Unfortunately the booking, made months earlier, coincided with the CPS River Festival. Not only did this mean I would miss this fantastic event – it’s an absolute treat of an event; well organised and great fun – and I couldn’t book any of my favourite trout water for the day’s fishing.
So Saturday saw us heading up to one of my favourite small streams. The stream was low, crystal clear and a far cry from the big Canadian waters that Dave was used to fishing. It was lesson time in subtle. Thank heavens Dave was a good caster and seasoned catcher of trout.
However, like new waters anywhere, there are little things to learn. The Bow and Arrow was a revelation and I believe will be put to use back how on a few of his ‘smaller overgrown waters’.
On a stream where you can be forgiven for thinking a fish has developed the ability of levitation – the water is that clear and thin – one has to rethink their approach. It’s the first time I have guided on this particular section of the stream – although I know the stream better than any in the Cape – and what comes naturally to me suddenly had to be translated into words of instruction. Not always as easy as it sounds.
What would be minor considerations on faster, deeper water suddenly become paramount. If you overcast slightly, you will line a fish. If you slap or dump your cast, it’s a only a dash to the cover of the undercut bank or boulder that will get. Stand too high and create a silhouette – you might as well have thrown a rock at the fish.

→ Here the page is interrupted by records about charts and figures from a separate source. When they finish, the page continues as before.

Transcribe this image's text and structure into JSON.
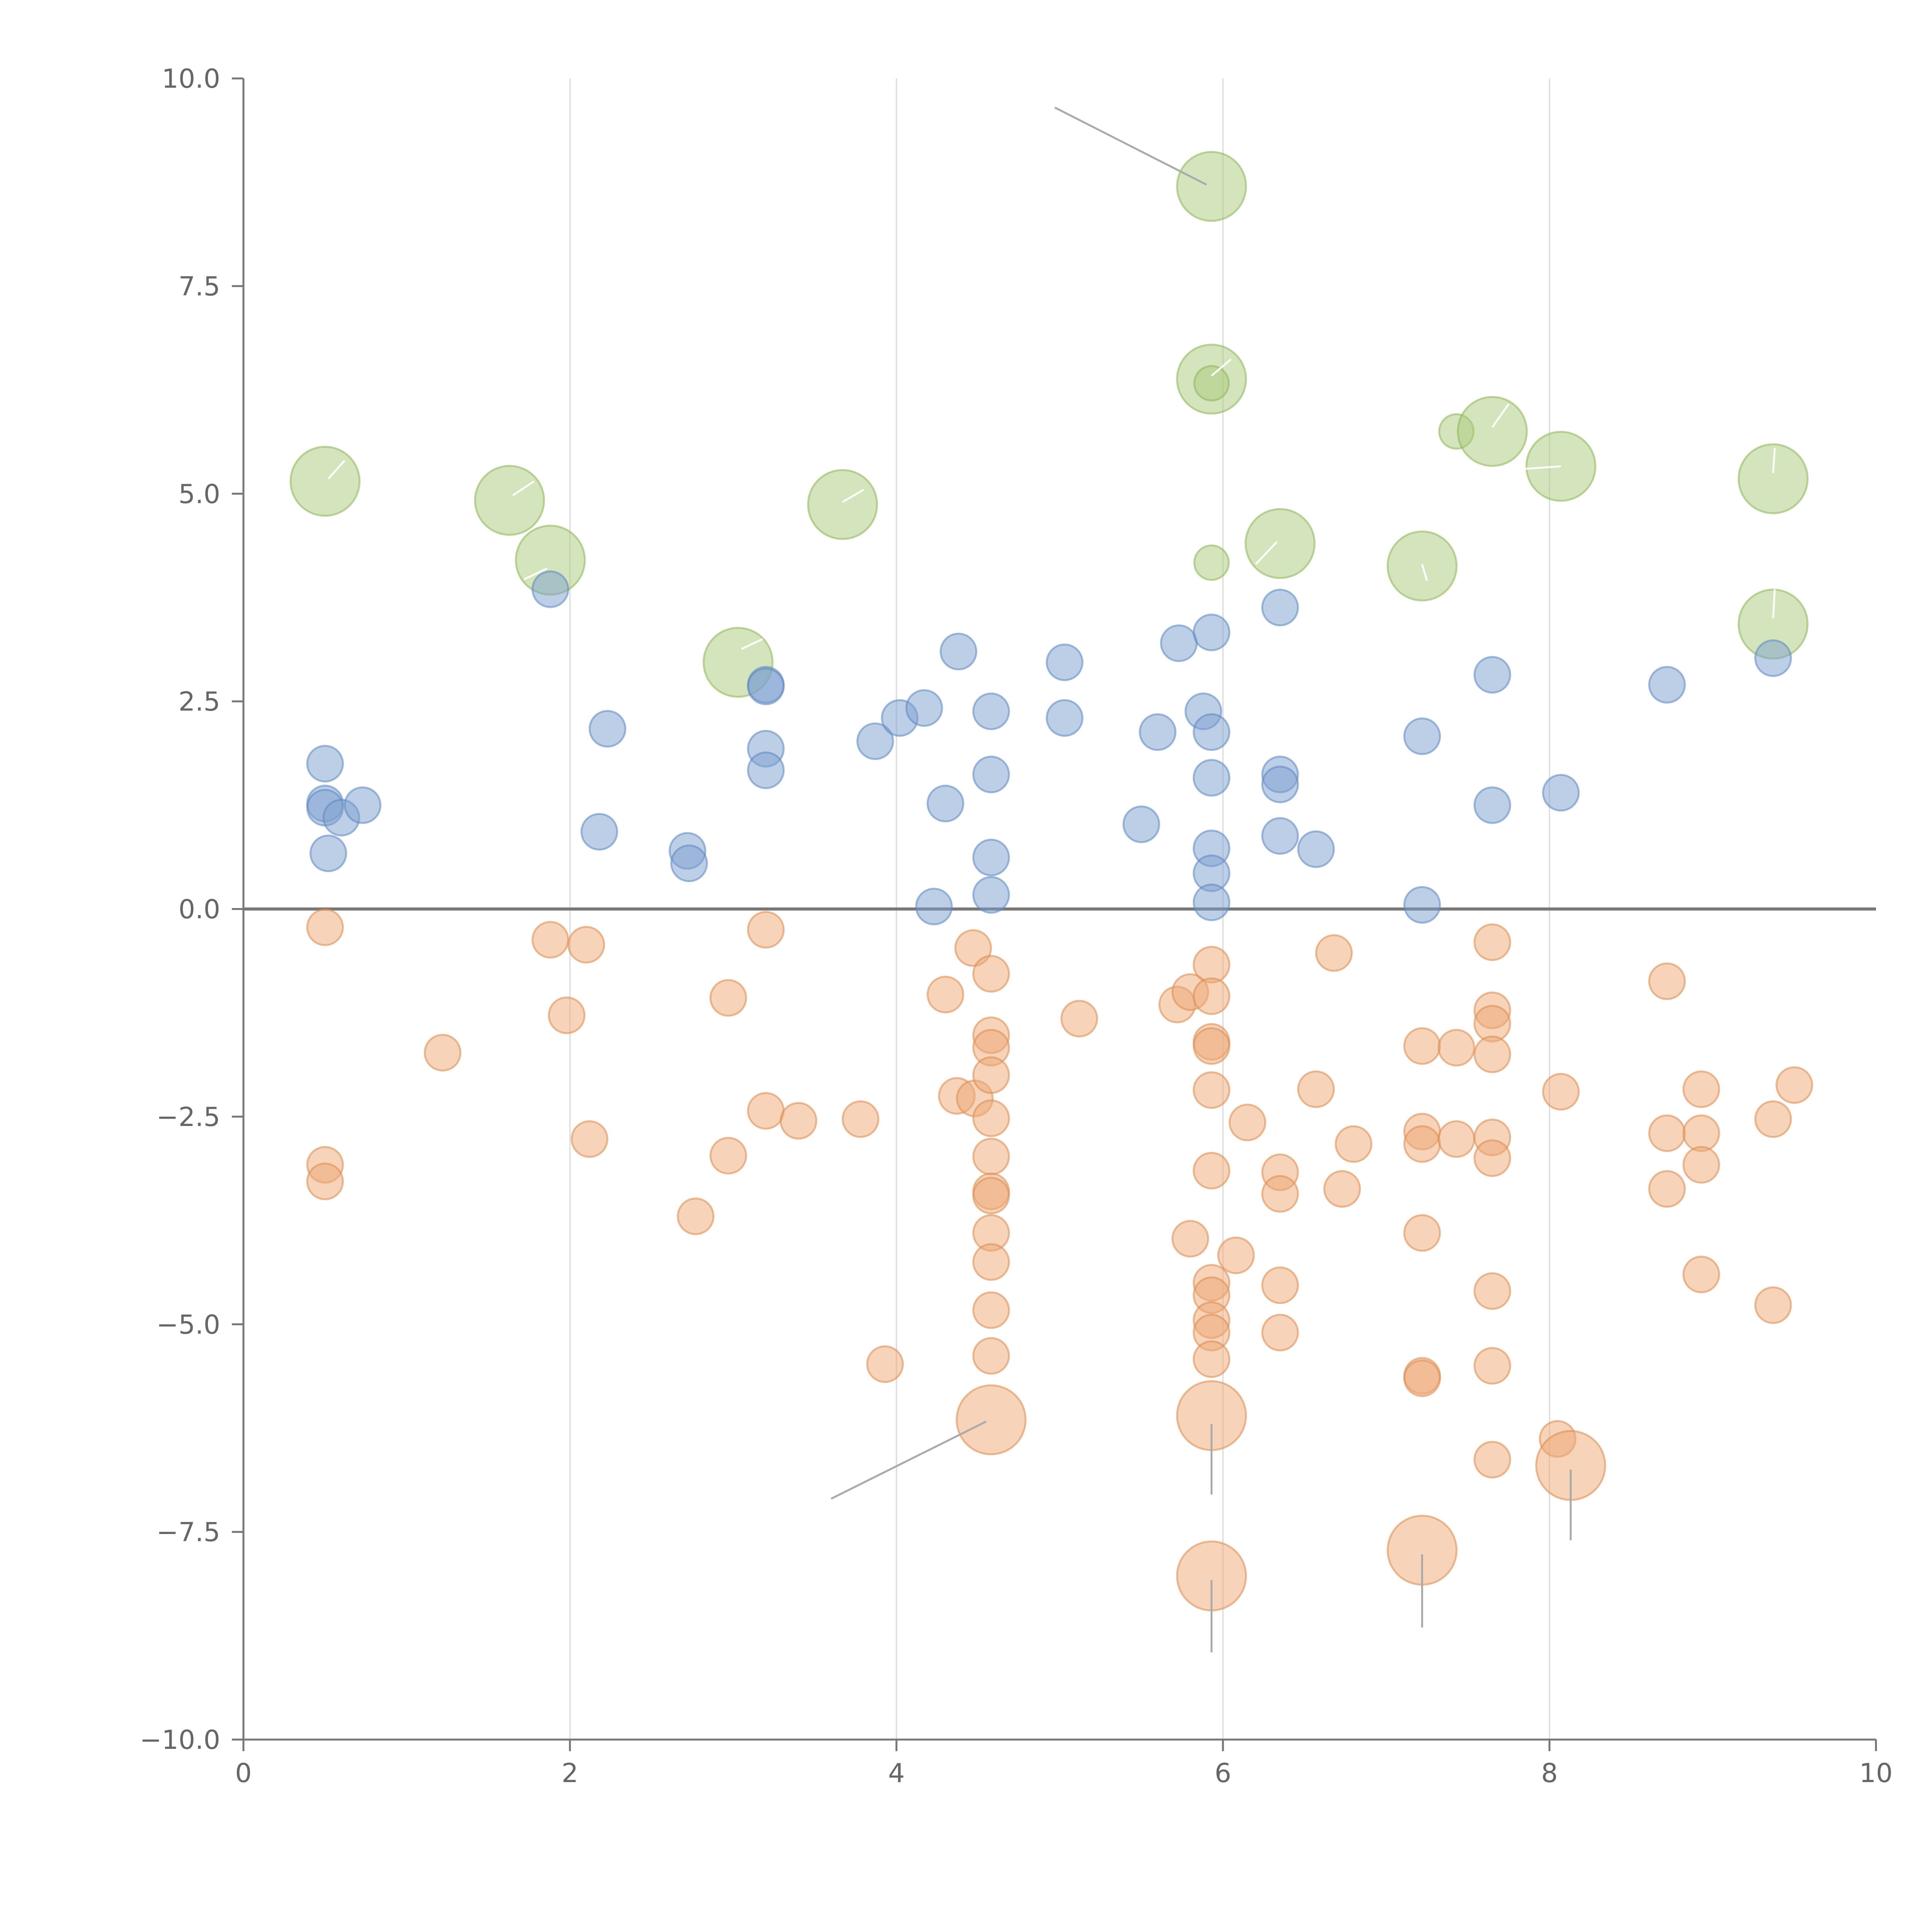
{
  "chart_data": {
    "type": "scatter",
    "title": "",
    "xlabel": "",
    "ylabel": "",
    "xlim": [
      0,
      10
    ],
    "ylim": [
      -10,
      10
    ],
    "xticks": [
      0,
      2,
      4,
      6,
      8,
      10
    ],
    "xtick_labels": [
      "0",
      "2",
      "4",
      "6",
      "8",
      "10"
    ],
    "yticks": [
      10,
      7.5,
      5,
      2.5,
      0,
      -2.5,
      -5,
      -7.5,
      -10
    ],
    "ytick_labels": [
      "10.0",
      "7.5",
      "5.0",
      "2.5",
      "0.0",
      "−2.5",
      "−5.0",
      "−7.5",
      "−10.0"
    ],
    "grid_x": true,
    "zero_line": true,
    "series": [
      {
        "name": "green",
        "color": "#a9c97a",
        "stroke": "#8fb35a",
        "points": [
          {
            "x": 0.5,
            "y": 5.15,
            "size": "large"
          },
          {
            "x": 1.63,
            "y": 4.92,
            "size": "large"
          },
          {
            "x": 1.88,
            "y": 4.2,
            "size": "large"
          },
          {
            "x": 3.03,
            "y": 2.97,
            "size": "large"
          },
          {
            "x": 3.67,
            "y": 4.87,
            "size": "large"
          },
          {
            "x": 5.93,
            "y": 8.7,
            "size": "large"
          },
          {
            "x": 5.93,
            "y": 6.38,
            "size": "large"
          },
          {
            "x": 5.93,
            "y": 6.33,
            "size": "small"
          },
          {
            "x": 5.93,
            "y": 4.17,
            "size": "small"
          },
          {
            "x": 6.35,
            "y": 4.4,
            "size": "large"
          },
          {
            "x": 7.22,
            "y": 4.13,
            "size": "large"
          },
          {
            "x": 7.43,
            "y": 5.75,
            "size": "small"
          },
          {
            "x": 7.65,
            "y": 5.75,
            "size": "large"
          },
          {
            "x": 8.07,
            "y": 5.33,
            "size": "large"
          },
          {
            "x": 9.37,
            "y": 5.18,
            "size": "large"
          },
          {
            "x": 9.37,
            "y": 3.43,
            "size": "large"
          }
        ]
      },
      {
        "name": "blue",
        "color": "#7c9fd0",
        "stroke": "#5f86bf",
        "points": [
          {
            "x": 0.5,
            "y": 1.75
          },
          {
            "x": 0.5,
            "y": 1.27
          },
          {
            "x": 0.5,
            "y": 1.22
          },
          {
            "x": 0.6,
            "y": 1.1
          },
          {
            "x": 0.73,
            "y": 1.25
          },
          {
            "x": 0.52,
            "y": 0.67
          },
          {
            "x": 1.88,
            "y": 3.85
          },
          {
            "x": 2.23,
            "y": 2.17
          },
          {
            "x": 2.18,
            "y": 0.93
          },
          {
            "x": 2.72,
            "y": 0.7
          },
          {
            "x": 2.73,
            "y": 0.55
          },
          {
            "x": 3.2,
            "y": 2.7
          },
          {
            "x": 3.2,
            "y": 2.68
          },
          {
            "x": 3.2,
            "y": 1.93
          },
          {
            "x": 3.2,
            "y": 1.67
          },
          {
            "x": 3.87,
            "y": 2.02
          },
          {
            "x": 4.02,
            "y": 2.3
          },
          {
            "x": 4.17,
            "y": 2.42
          },
          {
            "x": 4.38,
            "y": 3.1
          },
          {
            "x": 4.3,
            "y": 1.27
          },
          {
            "x": 4.23,
            "y": 0.03
          },
          {
            "x": 4.58,
            "y": 2.38
          },
          {
            "x": 4.58,
            "y": 1.62
          },
          {
            "x": 4.58,
            "y": 0.62
          },
          {
            "x": 4.58,
            "y": 0.17
          },
          {
            "x": 5.03,
            "y": 2.97
          },
          {
            "x": 5.03,
            "y": 2.3
          },
          {
            "x": 5.5,
            "y": 1.02
          },
          {
            "x": 5.6,
            "y": 2.13
          },
          {
            "x": 5.73,
            "y": 3.2
          },
          {
            "x": 5.88,
            "y": 2.38
          },
          {
            "x": 5.93,
            "y": 3.33
          },
          {
            "x": 5.93,
            "y": 2.13
          },
          {
            "x": 5.93,
            "y": 1.58
          },
          {
            "x": 5.93,
            "y": 0.73
          },
          {
            "x": 5.93,
            "y": 0.43
          },
          {
            "x": 5.93,
            "y": 0.08
          },
          {
            "x": 6.35,
            "y": 3.63
          },
          {
            "x": 6.35,
            "y": 1.62
          },
          {
            "x": 6.35,
            "y": 1.5
          },
          {
            "x": 6.35,
            "y": 0.88
          },
          {
            "x": 6.57,
            "y": 0.72
          },
          {
            "x": 7.22,
            "y": 2.08
          },
          {
            "x": 7.22,
            "y": 0.05
          },
          {
            "x": 7.65,
            "y": 2.82
          },
          {
            "x": 7.65,
            "y": 1.25
          },
          {
            "x": 8.07,
            "y": 1.4
          },
          {
            "x": 8.72,
            "y": 2.7
          },
          {
            "x": 9.37,
            "y": 3.02
          }
        ]
      },
      {
        "name": "orange",
        "color": "#eda873",
        "stroke": "#d98c52",
        "points": [
          {
            "x": 0.5,
            "y": -0.22
          },
          {
            "x": 0.5,
            "y": -3.08
          },
          {
            "x": 0.5,
            "y": -3.28
          },
          {
            "x": 1.22,
            "y": -1.73
          },
          {
            "x": 1.88,
            "y": -0.37
          },
          {
            "x": 2.1,
            "y": -0.43
          },
          {
            "x": 1.98,
            "y": -1.28
          },
          {
            "x": 2.12,
            "y": -2.77
          },
          {
            "x": 2.97,
            "y": -1.07
          },
          {
            "x": 2.97,
            "y": -2.97
          },
          {
            "x": 2.77,
            "y": -3.7
          },
          {
            "x": 3.2,
            "y": -0.25
          },
          {
            "x": 3.2,
            "y": -2.43
          },
          {
            "x": 3.4,
            "y": -2.55
          },
          {
            "x": 3.78,
            "y": -2.53
          },
          {
            "x": 3.93,
            "y": -5.48
          },
          {
            "x": 4.47,
            "y": -0.47
          },
          {
            "x": 4.3,
            "y": -1.03
          },
          {
            "x": 4.58,
            "y": -0.78
          },
          {
            "x": 4.37,
            "y": -2.25
          },
          {
            "x": 4.48,
            "y": -2.28
          },
          {
            "x": 4.58,
            "y": -1.52
          },
          {
            "x": 4.58,
            "y": -1.67
          },
          {
            "x": 4.58,
            "y": -2.0
          },
          {
            "x": 4.58,
            "y": -2.52
          },
          {
            "x": 4.58,
            "y": -2.98
          },
          {
            "x": 4.58,
            "y": -3.4
          },
          {
            "x": 4.58,
            "y": -3.45
          },
          {
            "x": 4.58,
            "y": -3.9
          },
          {
            "x": 4.58,
            "y": -4.25
          },
          {
            "x": 4.58,
            "y": -4.83
          },
          {
            "x": 4.58,
            "y": -5.38
          },
          {
            "x": 4.58,
            "y": -6.15,
            "size": "large"
          },
          {
            "x": 5.12,
            "y": -1.32
          },
          {
            "x": 5.72,
            "y": -1.15
          },
          {
            "x": 5.8,
            "y": -1.0
          },
          {
            "x": 5.93,
            "y": -0.67
          },
          {
            "x": 5.93,
            "y": -1.05
          },
          {
            "x": 5.93,
            "y": -1.6
          },
          {
            "x": 5.93,
            "y": -1.65
          },
          {
            "x": 5.93,
            "y": -2.18
          },
          {
            "x": 5.93,
            "y": -3.15
          },
          {
            "x": 5.8,
            "y": -3.97
          },
          {
            "x": 6.08,
            "y": -4.17
          },
          {
            "x": 6.15,
            "y": -2.57
          },
          {
            "x": 5.93,
            "y": -4.5
          },
          {
            "x": 5.93,
            "y": -4.65
          },
          {
            "x": 5.93,
            "y": -4.95
          },
          {
            "x": 5.93,
            "y": -5.1
          },
          {
            "x": 5.93,
            "y": -5.42
          },
          {
            "x": 5.93,
            "y": -6.1,
            "size": "large"
          },
          {
            "x": 5.93,
            "y": -8.03,
            "size": "large"
          },
          {
            "x": 6.35,
            "y": -3.17
          },
          {
            "x": 6.35,
            "y": -3.43
          },
          {
            "x": 6.35,
            "y": -4.53
          },
          {
            "x": 6.35,
            "y": -5.1
          },
          {
            "x": 6.57,
            "y": -2.17
          },
          {
            "x": 6.68,
            "y": -0.53
          },
          {
            "x": 6.73,
            "y": -3.37
          },
          {
            "x": 6.8,
            "y": -2.83
          },
          {
            "x": 7.22,
            "y": -1.65
          },
          {
            "x": 7.22,
            "y": -2.68
          },
          {
            "x": 7.22,
            "y": -2.83
          },
          {
            "x": 7.22,
            "y": -3.9
          },
          {
            "x": 7.22,
            "y": -5.62
          },
          {
            "x": 7.22,
            "y": -5.65
          },
          {
            "x": 7.22,
            "y": -7.72,
            "size": "large"
          },
          {
            "x": 7.43,
            "y": -1.67
          },
          {
            "x": 7.43,
            "y": -2.77
          },
          {
            "x": 7.65,
            "y": -0.4
          },
          {
            "x": 7.65,
            "y": -1.22
          },
          {
            "x": 7.65,
            "y": -1.38
          },
          {
            "x": 7.65,
            "y": -1.75
          },
          {
            "x": 7.65,
            "y": -2.75
          },
          {
            "x": 7.65,
            "y": -3.0
          },
          {
            "x": 7.65,
            "y": -4.6
          },
          {
            "x": 7.65,
            "y": -5.5
          },
          {
            "x": 7.65,
            "y": -6.63
          },
          {
            "x": 8.07,
            "y": -2.2
          },
          {
            "x": 8.05,
            "y": -6.38
          },
          {
            "x": 8.13,
            "y": -6.7,
            "size": "large"
          },
          {
            "x": 8.72,
            "y": -0.87
          },
          {
            "x": 8.72,
            "y": -2.7
          },
          {
            "x": 8.72,
            "y": -3.37
          },
          {
            "x": 8.93,
            "y": -2.17
          },
          {
            "x": 8.93,
            "y": -2.7
          },
          {
            "x": 8.93,
            "y": -3.08
          },
          {
            "x": 8.93,
            "y": -4.4
          },
          {
            "x": 9.37,
            "y": -2.53
          },
          {
            "x": 9.37,
            "y": -4.77
          },
          {
            "x": 9.5,
            "y": -2.12
          }
        ]
      }
    ],
    "annotations": [
      {
        "from": [
          4.97,
          9.65
        ],
        "to": [
          5.9,
          8.72
        ],
        "color": "#aaaaaa"
      },
      {
        "from": [
          3.6,
          -7.1
        ],
        "to": [
          4.55,
          -6.17
        ],
        "color": "#aaaaaa"
      },
      {
        "from": [
          5.93,
          -6.2
        ],
        "to": [
          5.93,
          -7.05
        ],
        "color": "#aaaaaa"
      },
      {
        "from": [
          5.93,
          -8.08
        ],
        "to": [
          5.93,
          -8.95
        ],
        "color": "#aaaaaa"
      },
      {
        "from": [
          7.22,
          -7.77
        ],
        "to": [
          7.22,
          -8.65
        ],
        "color": "#aaaaaa"
      },
      {
        "from": [
          8.13,
          -6.75
        ],
        "to": [
          8.13,
          -7.6
        ],
        "color": "#aaaaaa"
      },
      {
        "from": [
          0.52,
          5.18
        ],
        "to": [
          0.62,
          5.4
        ],
        "color": "#ffffff"
      },
      {
        "from": [
          1.65,
          4.98
        ],
        "to": [
          1.78,
          5.15
        ],
        "color": "#ffffff"
      },
      {
        "from": [
          1.72,
          3.97
        ],
        "to": [
          1.86,
          4.1
        ],
        "color": "#ffffff"
      },
      {
        "from": [
          3.05,
          3.13
        ],
        "to": [
          3.18,
          3.25
        ],
        "color": "#ffffff"
      },
      {
        "from": [
          3.67,
          4.9
        ],
        "to": [
          3.8,
          5.05
        ],
        "color": "#ffffff"
      },
      {
        "from": [
          5.93,
          6.42
        ],
        "to": [
          6.05,
          6.62
        ],
        "color": "#ffffff"
      },
      {
        "from": [
          6.2,
          4.15
        ],
        "to": [
          6.33,
          4.42
        ],
        "color": "#ffffff"
      },
      {
        "from": [
          7.22,
          4.15
        ],
        "to": [
          7.25,
          3.95
        ],
        "color": "#ffffff"
      },
      {
        "from": [
          7.65,
          5.8
        ],
        "to": [
          7.75,
          6.08
        ],
        "color": "#ffffff"
      },
      {
        "from": [
          7.85,
          5.3
        ],
        "to": [
          8.07,
          5.33
        ],
        "color": "#ffffff"
      },
      {
        "from": [
          9.37,
          5.25
        ],
        "to": [
          9.38,
          5.55
        ],
        "color": "#ffffff"
      },
      {
        "from": [
          9.37,
          3.5
        ],
        "to": [
          9.38,
          3.85
        ],
        "color": "#ffffff"
      }
    ]
  }
}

Subtlety is a natural attribute of a Cape Stream fly fisher but surprisingly few from out of town understand exactly how subtle you need to be at times. Luckily Dave realised learned the lessons quickly and few in line with instructions.

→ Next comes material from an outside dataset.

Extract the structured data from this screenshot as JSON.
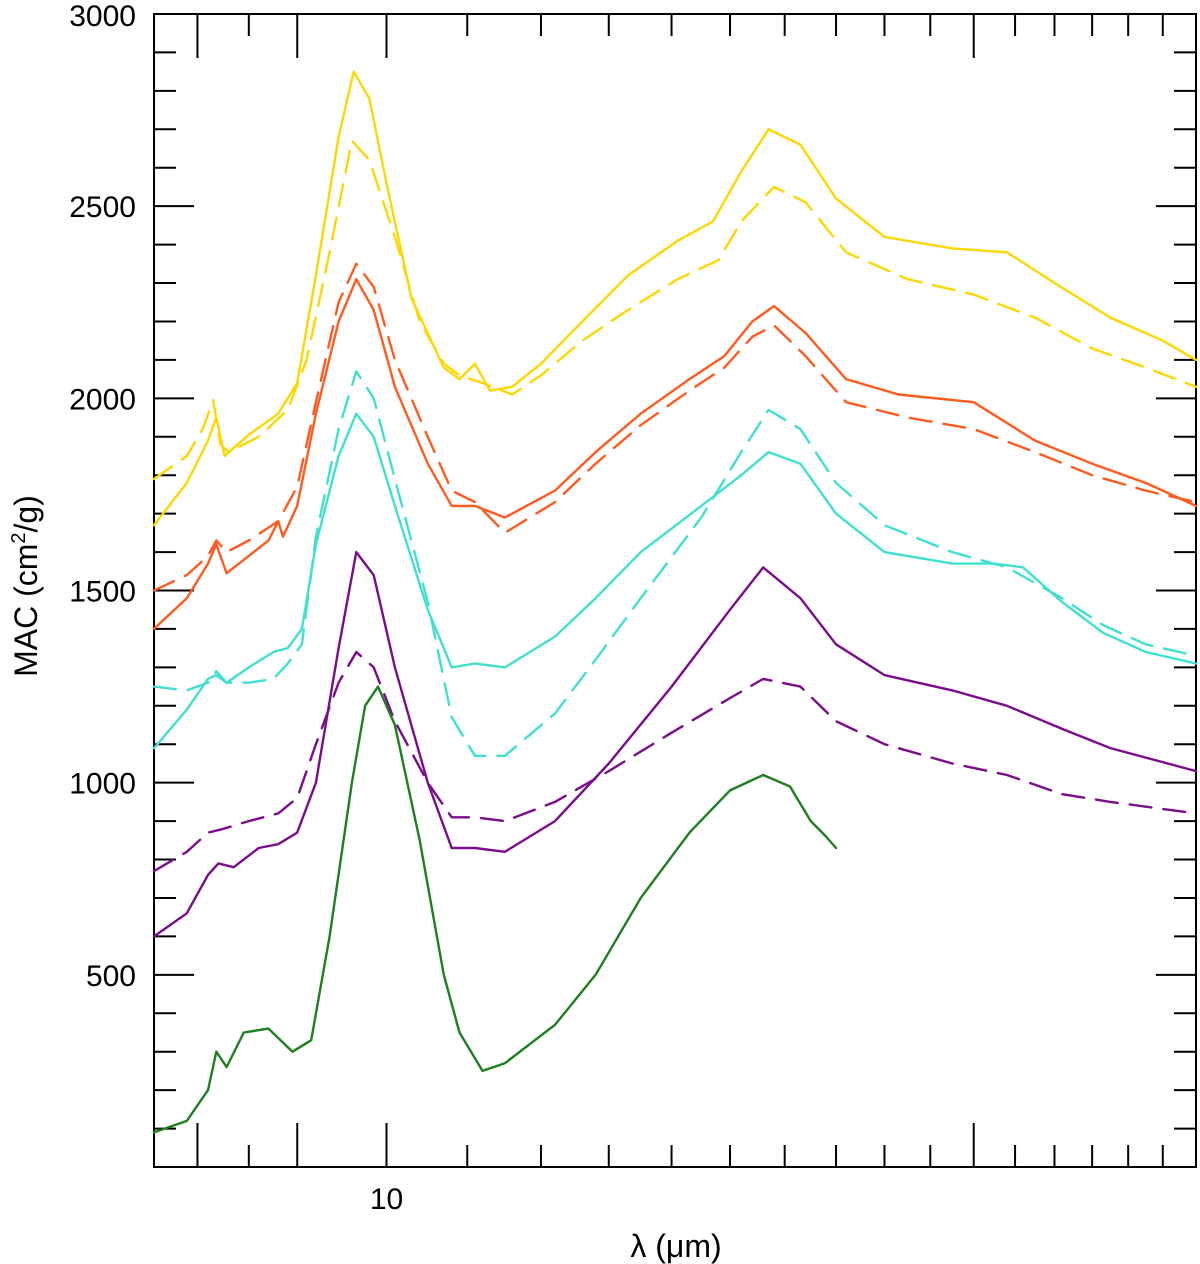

The day was a success. I enjoyed the fact that he wasn’t that interested in getting photos with his fish. I suppose he’s used catching big fish. And I had to convince to hold one up for a ‘trophy shot’.
I also love how visiting are ALWAYS blown away by the landscape we’re privileged enough to enough so regularly. I often found him just looking up and around taking the the stunning valley. It really does make a day of guiding so much better when a client doesn’t only care about his next fish and genuinely enjoy the the entire outing!
Sunday found us on Langenbaan is tough conditions – it’s never a joy easy waking up, checking the weather and realising that it’s going to be a tough day. We had already drawn tough tides – the low was early and we would be fishing into the glare. Windguru had the SE blowing 12knots from 5am and then switching to blustery NorWestern from midday.
We fished hard, saw quite a few rays and several Sandsharks but never managed an eat before we were blown off the water by a rising NW gale. Days like this I struggle with as a guide. I want the client to see a bent rod and have the satisfaction of a new species in a foreign land. Dave understood this too and, once the NW started pumping, let me off the hook by subtlety suggesting that we head back to Cape Town so that he could take his wife for a surprise early dinner at one of the cities fine dining establishment.
It was a great couple of days. Interesting and diverse conversation that covered politics to rod rods (and so much else).